O economista e conselheiro do Conselho Regional de Economia do Paraná (Corecon-PR) Eduardo Cosentino considera a proposta interessante. “Economicamente melhoraria também a pressão inflacionária. A partir do momento que o consumidor sabe efetivamente quanto está pagando e tem uma educação financeira, ele deixa de gastar por impulso, refletindo inclusive no endividamento da família”, avalia.

Por outro lado, Cosentino teme que o mercado empresarial inflacione os preços para obter vantagens no momento da efetivação da medida. “Uma geladeira, que hoje custa R$ 1 mil, pode ter o preço elevado a R$ 1,3 mil, para que, com desconto à vista, fique em R$ 1,2 mil. Para evitar essa situação, é preciso uma ação de controle e fiscalização por parte do governo”, aponta.

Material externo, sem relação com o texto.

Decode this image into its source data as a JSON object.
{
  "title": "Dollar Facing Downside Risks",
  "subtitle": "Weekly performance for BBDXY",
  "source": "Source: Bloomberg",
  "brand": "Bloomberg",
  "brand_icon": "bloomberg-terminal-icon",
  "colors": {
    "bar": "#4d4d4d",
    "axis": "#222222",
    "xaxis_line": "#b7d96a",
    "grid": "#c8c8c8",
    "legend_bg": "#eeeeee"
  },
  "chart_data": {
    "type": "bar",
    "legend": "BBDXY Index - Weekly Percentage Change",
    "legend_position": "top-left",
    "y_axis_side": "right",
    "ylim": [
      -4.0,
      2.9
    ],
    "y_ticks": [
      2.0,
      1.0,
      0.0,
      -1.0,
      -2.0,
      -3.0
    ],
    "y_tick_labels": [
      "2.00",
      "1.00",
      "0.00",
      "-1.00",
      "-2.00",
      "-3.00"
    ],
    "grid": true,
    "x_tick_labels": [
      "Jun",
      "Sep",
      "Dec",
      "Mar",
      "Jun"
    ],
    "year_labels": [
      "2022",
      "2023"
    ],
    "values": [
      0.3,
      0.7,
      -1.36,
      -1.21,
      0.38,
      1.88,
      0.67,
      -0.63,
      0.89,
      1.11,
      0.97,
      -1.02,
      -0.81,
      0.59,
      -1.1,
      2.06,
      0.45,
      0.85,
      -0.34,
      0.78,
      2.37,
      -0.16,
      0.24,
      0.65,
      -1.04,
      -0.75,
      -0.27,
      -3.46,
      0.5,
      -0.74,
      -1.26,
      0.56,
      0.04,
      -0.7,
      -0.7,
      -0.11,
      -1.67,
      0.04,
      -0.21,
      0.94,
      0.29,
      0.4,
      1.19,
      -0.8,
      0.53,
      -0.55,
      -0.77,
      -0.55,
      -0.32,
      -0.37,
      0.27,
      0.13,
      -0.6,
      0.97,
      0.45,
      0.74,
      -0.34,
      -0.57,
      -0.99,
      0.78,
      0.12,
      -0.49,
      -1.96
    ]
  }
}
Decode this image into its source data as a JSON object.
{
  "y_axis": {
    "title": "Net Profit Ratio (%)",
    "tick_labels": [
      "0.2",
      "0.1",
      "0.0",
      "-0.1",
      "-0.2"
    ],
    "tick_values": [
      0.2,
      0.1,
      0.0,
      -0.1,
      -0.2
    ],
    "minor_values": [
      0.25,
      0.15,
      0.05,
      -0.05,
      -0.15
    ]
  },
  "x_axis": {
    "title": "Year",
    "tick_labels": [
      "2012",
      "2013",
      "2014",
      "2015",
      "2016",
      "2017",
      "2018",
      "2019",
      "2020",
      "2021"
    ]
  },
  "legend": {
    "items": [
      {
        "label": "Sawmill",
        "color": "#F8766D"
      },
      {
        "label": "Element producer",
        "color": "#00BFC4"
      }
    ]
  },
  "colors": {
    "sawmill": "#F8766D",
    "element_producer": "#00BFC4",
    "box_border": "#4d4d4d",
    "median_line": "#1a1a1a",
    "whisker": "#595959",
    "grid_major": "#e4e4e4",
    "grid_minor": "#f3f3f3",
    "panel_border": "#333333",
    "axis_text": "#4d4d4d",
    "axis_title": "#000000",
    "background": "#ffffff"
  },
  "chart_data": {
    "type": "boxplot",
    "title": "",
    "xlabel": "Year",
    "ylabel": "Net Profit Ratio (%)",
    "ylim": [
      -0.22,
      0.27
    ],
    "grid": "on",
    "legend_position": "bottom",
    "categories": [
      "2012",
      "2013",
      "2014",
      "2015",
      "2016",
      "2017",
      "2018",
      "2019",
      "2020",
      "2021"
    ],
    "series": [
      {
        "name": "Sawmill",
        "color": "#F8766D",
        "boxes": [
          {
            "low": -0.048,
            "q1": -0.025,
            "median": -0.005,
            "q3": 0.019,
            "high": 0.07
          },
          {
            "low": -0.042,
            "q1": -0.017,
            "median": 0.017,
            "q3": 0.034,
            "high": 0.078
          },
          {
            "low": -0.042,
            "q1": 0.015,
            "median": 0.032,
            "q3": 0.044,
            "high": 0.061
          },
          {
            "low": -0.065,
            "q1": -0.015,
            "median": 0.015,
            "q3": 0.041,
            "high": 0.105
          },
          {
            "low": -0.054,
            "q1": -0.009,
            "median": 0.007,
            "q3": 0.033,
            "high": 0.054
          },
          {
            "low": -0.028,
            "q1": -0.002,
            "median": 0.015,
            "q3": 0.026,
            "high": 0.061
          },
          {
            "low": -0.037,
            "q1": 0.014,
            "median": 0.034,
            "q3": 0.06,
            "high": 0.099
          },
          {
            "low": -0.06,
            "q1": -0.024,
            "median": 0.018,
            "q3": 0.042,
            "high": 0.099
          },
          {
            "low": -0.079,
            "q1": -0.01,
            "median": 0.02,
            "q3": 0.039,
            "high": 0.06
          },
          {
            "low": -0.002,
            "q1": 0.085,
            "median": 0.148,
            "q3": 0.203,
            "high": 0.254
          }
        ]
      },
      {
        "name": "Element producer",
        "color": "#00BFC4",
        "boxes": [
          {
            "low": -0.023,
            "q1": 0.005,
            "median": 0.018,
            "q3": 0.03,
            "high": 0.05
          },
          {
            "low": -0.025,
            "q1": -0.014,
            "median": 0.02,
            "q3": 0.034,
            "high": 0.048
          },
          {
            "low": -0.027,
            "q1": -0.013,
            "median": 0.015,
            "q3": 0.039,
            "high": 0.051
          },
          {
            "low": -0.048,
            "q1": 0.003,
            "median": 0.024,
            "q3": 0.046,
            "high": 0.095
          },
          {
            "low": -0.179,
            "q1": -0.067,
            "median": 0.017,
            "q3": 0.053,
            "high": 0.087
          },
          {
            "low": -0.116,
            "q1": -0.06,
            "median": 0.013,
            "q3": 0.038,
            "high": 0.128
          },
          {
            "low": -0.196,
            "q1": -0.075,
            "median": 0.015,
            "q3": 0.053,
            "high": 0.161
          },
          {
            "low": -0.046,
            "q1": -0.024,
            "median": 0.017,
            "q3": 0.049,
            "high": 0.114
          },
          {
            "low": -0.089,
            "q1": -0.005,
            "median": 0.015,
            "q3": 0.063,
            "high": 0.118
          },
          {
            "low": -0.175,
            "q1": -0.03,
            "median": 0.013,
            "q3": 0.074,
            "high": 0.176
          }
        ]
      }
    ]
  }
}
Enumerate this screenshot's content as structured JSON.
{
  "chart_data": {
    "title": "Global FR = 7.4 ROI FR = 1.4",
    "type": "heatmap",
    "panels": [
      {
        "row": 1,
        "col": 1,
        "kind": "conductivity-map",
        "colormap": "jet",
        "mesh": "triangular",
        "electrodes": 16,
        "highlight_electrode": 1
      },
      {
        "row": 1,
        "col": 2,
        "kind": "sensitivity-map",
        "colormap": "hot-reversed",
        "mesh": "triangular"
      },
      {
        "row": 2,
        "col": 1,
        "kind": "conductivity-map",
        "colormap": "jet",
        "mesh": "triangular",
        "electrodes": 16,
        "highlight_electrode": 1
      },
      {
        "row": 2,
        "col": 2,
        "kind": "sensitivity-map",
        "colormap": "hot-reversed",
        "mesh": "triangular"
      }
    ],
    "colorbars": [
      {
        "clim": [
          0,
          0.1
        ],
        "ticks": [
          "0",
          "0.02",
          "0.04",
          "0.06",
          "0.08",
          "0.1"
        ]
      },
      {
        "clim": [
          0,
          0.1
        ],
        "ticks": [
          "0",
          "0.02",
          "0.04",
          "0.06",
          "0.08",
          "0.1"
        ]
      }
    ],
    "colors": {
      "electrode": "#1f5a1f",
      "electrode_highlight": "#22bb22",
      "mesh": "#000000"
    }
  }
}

Comércio teme ser lesado com possível medida

O comércio considera positivo trazer mais transparência à cobrança de juros, mas teme que a medida traga prejuízos ao lojista, avaliam representantes do setor. Para o presidente da Associação Comercial do Paraná (ACP), Edson José Ramon, o lojista deve dar a opção de desconto à vista para o consumidor, mas não pode ser obrigado a explicar a taxa ao cliente.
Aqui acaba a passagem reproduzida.